You type https://google.com into your browser and press Enter.
In about 200 milliseconds, a fully rendered page appears.
But what actually happened in those 200 milliseconds?
Most developers — even experienced ones — have a vague idea. ‘DNS happens, then TCP, then… HTTP stuff.’ But if you’re building backends, designing APIs, debugging slow responses, or preparing for system design interviews, ‘vague’ is not good enough.
In this post, we’re going to trace every single thing that happens — from the moment you press Enter to the moment the response arrives — explained in plain language with real examples and actual HTTP messages.
Let’s go.
The 7 Stages at a Glance
Before we dive deep into each stage, here’s the full picture:
Stage What Happens Who Does It
- URL Parsing Browser breaks down the URL into parts Browser
- DNS Lookup Domain name is resolved to an IP address OS + DNS Servers
- TCP Handshake A reliable connection is established Client + Server
- TLS Handshake Connection is encrypted (HTTPS only) Client + Server
- HTTP Request Client sends the actual request message Browser / HTTP Client
- Server Processing Server receives, routes, processes, and responds Your Backend Code
- Connection End Connection is closed or kept alive for future requests Client + Server 💡 As a backend developer, you directly control Stage 6 (Server Processing). But understanding Stages 1-5 is what lets you diagnose slow APIs, set correct headers, design better systems, and answer senior-level interview questions. Stage 1 URL Parsing
Before anything goes over the network, the browser breaks down what you typed into structured parts.
Take this URL: https://api.example.com:443/users/42?format=json#profile
Part Value What it means
Scheme https Use HTTPS protocol (encrypted HTTP)

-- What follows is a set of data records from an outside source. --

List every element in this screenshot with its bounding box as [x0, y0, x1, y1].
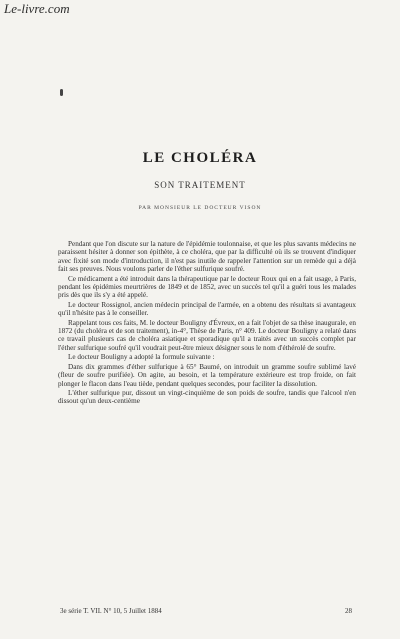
page-number: 28: [345, 607, 352, 615]
article-body: [58, 240, 356, 407]
watermark: Le-livre.com: [4, 1, 70, 16]
paragraph: Ce médicament a été introduit dans la thérapeutique par le docteur Roux qui en a fait usage, à Paris, pendant les épidémies meurtrières de 1849 et de 1852, avec un succès tel qu'il a guéri tous les malades pris dès que ils s'y a été appelé.: [58, 274, 356, 300]
author-line: PAR MONSIEUR LE DOCTEUR VISON: [138, 205, 262, 211]
paragraph: Rappelant tous ces faits, M. le docteur Bouligny d'Évreux, en a fait l'objet de sa thèse inaugurale, en 1872 (du choléra et de son traitement), in-4°, Thèse de Paris, n° 409. Le docteur Bouligny a relaté dans ce travail plusieurs cas de choléra asiatique et sporadique qu'il a traités avec un succès complet par l'éther sulfurique soufré qu'il voudrait peut-être mieux désigner sous le nom d'éthérolé de soufre.: [58, 318, 356, 352]
ink-speck: [60, 89, 63, 96]
paragraph: Pendant que l'on discute sur la nature de l'épidémie toulonnaise, et que les plus savants médecins ne paraissent hésiter à donner son épithète, à ce choléra, que par la difficulté où ils se trouvent d'indiquer avec fixité son mode d'introduction, il n'est pas inutile de rappeler l'attention sur un remède qui a déjà fait ses preuves. Nous voulons parler de l'éther sulfurique soufré.: [58, 240, 356, 274]
paragraph: L'éther sulfurique pur, dissout un vingt-cinquième de son poids de soufre, tandis que l'alcool n'en dissout qu'un deux-centième: [58, 388, 356, 406]
page-subtitle: SON TRAITEMENT: [154, 180, 246, 190]
series-info: 3e série T. VII. N° 10, 5 Juillet 1884: [60, 607, 162, 615]
paragraph: Le docteur Bouligny a adopté la formule suivante :: [68, 353, 215, 362]
page-footer: [60, 607, 352, 615]
page-title: LE CHOLÉRA: [142, 150, 258, 166]
paragraph: Le docteur Rossignol, ancien médecin principal de l'armée, en a obtenu des résultats si avantageux qu'il n'hésite pas à le conseiller.: [58, 300, 356, 318]
paragraph: Dans dix grammes d'éther sulfurique à 65° Baumé, on introduit un gramme soufre sublimé lavé (fleur de soufre purifiée). On agite, au besoin, et la température extérieure est trop froide, on fait plonger le flacon dans l'eau tiède, pendant quelques secondes, pour faciliter la dissolution.: [58, 362, 356, 388]
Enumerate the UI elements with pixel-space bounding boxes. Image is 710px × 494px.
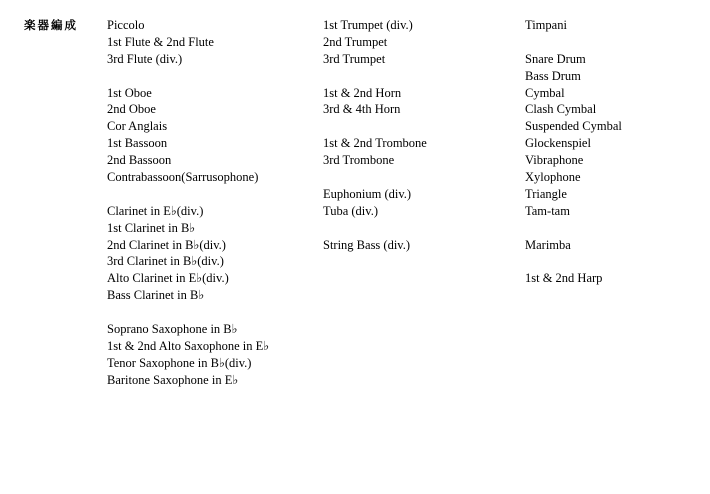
- instrument-item: Contrabassoon(Sarrusophone): [107, 170, 259, 185]
- instrument-item: Timpani: [525, 18, 567, 32]
- instrument-item: 1st Trumpet (div.): [323, 18, 413, 32]
- list-spacer: [323, 220, 427, 237]
- instrument-item: 1st & 2nd Harp: [525, 271, 603, 286]
- instrument-column-woodwinds: [107, 17, 269, 389]
- instrument-item: Marimba: [525, 237, 571, 252]
- list-spacer: [525, 220, 622, 237]
- instrument-item: Baritone Saxophone in E♭: [107, 372, 239, 387]
- instrument-item: 3rd Clarinet in B♭(div.): [107, 254, 224, 269]
- list-spacer: [107, 304, 269, 321]
- instrument-item: 2nd Trumpet: [323, 34, 388, 49]
- instrument-item: 2nd Bassoon: [107, 153, 172, 168]
- instrument-item: 3rd Flute (div.): [107, 51, 183, 66]
- instrument-item: Euphonium (div.): [323, 186, 412, 201]
- instrument-item: 2nd Clarinet in B♭(div.): [107, 237, 226, 252]
- instrument-item: Clash Cymbal: [525, 102, 597, 117]
- list-spacer: [323, 118, 427, 135]
- instrument-item: Triangle: [525, 186, 567, 201]
- instrument-item: Snare Drum: [525, 51, 586, 66]
- instrument-item: Glockenspiel: [525, 136, 591, 151]
- instrument-item: Xylophone: [525, 170, 581, 185]
- instrument-item: Soprano Saxophone in B♭: [107, 322, 238, 337]
- instrument-item: Cymbal: [525, 85, 565, 100]
- instrument-item: 1st & 2nd Horn: [323, 85, 402, 100]
- instrument-item: 2nd Oboe: [107, 102, 156, 117]
- instrument-item: Vibraphone: [525, 153, 584, 168]
- list-spacer: [323, 169, 427, 186]
- instrument-column-brass: [323, 17, 427, 253]
- list-spacer: [525, 34, 622, 51]
- instrument-item: Tenor Saxophone in B♭(div.): [107, 355, 252, 370]
- instrument-item: Tam-tam: [525, 203, 570, 218]
- instrument-item: 1st Clarinet in B♭: [107, 220, 196, 235]
- instrument-item: Bass Drum: [525, 68, 581, 83]
- instrument-item: 3rd Trumpet: [323, 51, 386, 66]
- instrument-item: 1st & 2nd Alto Saxophone in E♭: [107, 338, 270, 353]
- list-spacer: [525, 253, 622, 270]
- page-heading: 楽器編成: [24, 18, 78, 32]
- instrument-item: Alto Clarinet in E♭(div.): [107, 271, 229, 286]
- instrument-item: 3rd & 4th Horn: [323, 102, 401, 117]
- instrument-item: Clarinet in E♭(div.): [107, 203, 204, 218]
- instrument-item: Piccolo: [107, 18, 145, 32]
- instrument-item: String Bass (div.): [323, 237, 411, 252]
- instrument-item: 3rd Trombone: [323, 153, 395, 168]
- list-spacer: [107, 68, 269, 85]
- instrument-item: 1st Oboe: [107, 85, 152, 100]
- instrument-item: Suspended Cymbal: [525, 119, 622, 134]
- instrument-item: 1st & 2nd Trombone: [323, 136, 427, 151]
- instrument-item: Cor Anglais: [107, 119, 168, 134]
- instrument-item: Tuba (div.): [323, 203, 378, 218]
- list-spacer: [107, 186, 269, 203]
- list-spacer: [323, 68, 427, 85]
- instrument-column-percussion: [525, 17, 622, 287]
- instrument-item: 1st Bassoon: [107, 136, 168, 151]
- instrument-item: Bass Clarinet in B♭: [107, 288, 205, 303]
- instrument-item: 1st Flute & 2nd Flute: [107, 34, 214, 49]
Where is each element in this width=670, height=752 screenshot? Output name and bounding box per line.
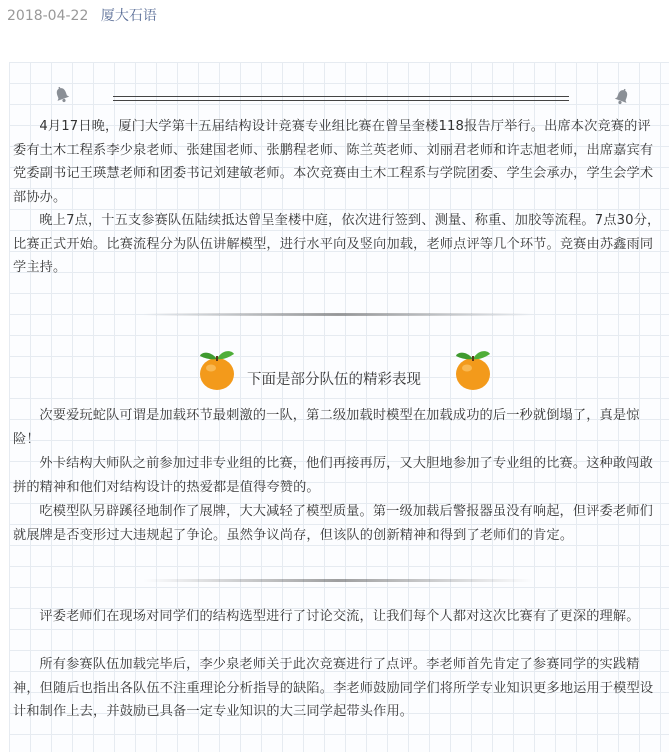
paragraph: 晚上7点，十五支参赛队伍陆续抵达曾呈奎楼中庭，依次进行签到、测量、称重、加胶等流程。7点30分，比赛正式开始。比赛流程分为队伍讲解模型，进行水平向及竖向加载，老师点评等几个环节。竞赛由苏鑫雨同学主持。 — [13, 213, 661, 276]
paragraph: 次要爱玩蛇队可谓是加载环节最刺激的一队，第二级加载时模型在加载成功的后一秒就倒塌了，真是惊险！ — [13, 408, 640, 447]
bell-icon — [53, 86, 71, 104]
paragraph: 吃模型队另辟蹊径地制作了展牌，大大减轻了模型质量。第一级加载后警报器虽没有响起，但评委老师们就展牌是否变形过大违规起了争论。虽然争议尚存，但该队的创新精神和得到了老师们的肯定。 — [13, 504, 653, 543]
paragraph: 4月17日晚，厦门大学第十五届结构设计竞赛专业组比赛在曾呈奎楼118报告厅举行。出席本次竞赛的评委有土木工程系李少泉老师、张建国老师、张鹏程老师、陈兰英老师、刘丽君老师和许志旭老师，出席嘉宾有党委副书记王瑛慧老师和团委书记刘建敏老师。本次竞赛由土木工程系与学院团委、学生会承办，学生会学术部协办。 — [13, 119, 654, 206]
paragraph: 评委老师们在现场对同学们的结构选型进行了讨论交流，让我们每个人都对这次比赛有了更深的理解。 — [39, 609, 640, 624]
article-body — [9, 62, 669, 752]
author-link[interactable]: 厦大石语 — [100, 8, 157, 24]
section-heading-text: 下面是部分队伍的精彩表现 — [247, 372, 421, 388]
paragraph: 外卡结构大师队之前参加过非专业组的比赛，他们再接再厉，又大胆地参加了专业组的比赛。这种敢闯敢拼的精神和他们对结构设计的热爱都是值得夸赞的。 — [13, 456, 653, 495]
header-rule — [113, 100, 569, 101]
article-meta — [7, 6, 157, 26]
header-rule — [113, 96, 569, 97]
paragraph: 所有参赛队伍加载完毕后，李少泉老师关于此次竞赛进行了点评。李老师首先肯定了参赛同学的实践精神，但随后也指出各队伍不注重理论分析指导的缺陷。李老师鼓励同学们将所学专业知识更多地运用于模型设计和制作上去，并鼓励已具备一定专业知识的大三同学起带头作用。 — [13, 657, 654, 720]
orange-icon — [195, 346, 239, 392]
publish-date: 2018-04-22 — [7, 8, 89, 24]
section-divider — [143, 313, 533, 316]
orange-icon — [451, 346, 495, 392]
section-divider — [143, 579, 533, 582]
bell-icon — [613, 88, 631, 106]
section-heading — [195, 344, 495, 394]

Host api.example.com The domain name to connect to
Port 443 Port number (443 is default for HTTPS, 80 for HTTP)
Path /users/42 The specific resource being requested
Query ?format=json Additional parameters passed to the server
Fragment #profile Client-side anchor — never sent to the server
🔑 The fragment (#profile) is NEVER sent to the server. It is processed entirely by the browser. Your backend will never see it. This is a classic interview gotcha.
The browser also checks a few things at this stage:
Is this a valid URL format?
Is the scheme supported (http, https, ftp, etc.)?
If no port is specified — assume 80 for HTTP, 443 for HTTPS
Encode any special characters in the path or query using percent-encoding (spaces become %20, etc.)
Stage 2 DNS Lookup — Translating Domain to IP Address
Your computer does not know where ‘api.example.com’ is. It only understands IP addresses — numerical addresses like 142.250.80.46. DNS (Domain Name System) is the phonebook that translates one to the other.
The DNS Resolution Chain
DNS lookup does not happen in one step. It’s a chain of queries, each one more specific than the last:
Step Where it checks What it does
1 Browser DNS cache Did I recently look up this domain? Use cached IP.
2 OS DNS cache Has this machine looked it up? Check /etc/hosts and OS cache.
3 Router / ISP DNS Ask the local DNS resolver (usually your router or ISP).
4 Root DNS servers 13 root servers worldwide. Returns address of TLD nameserver.
5 TLD nameserver (.com, .in) Returns address of the domain’s authoritative nameserver.
6 Authoritative nameserver Returns the actual IP address for the domain.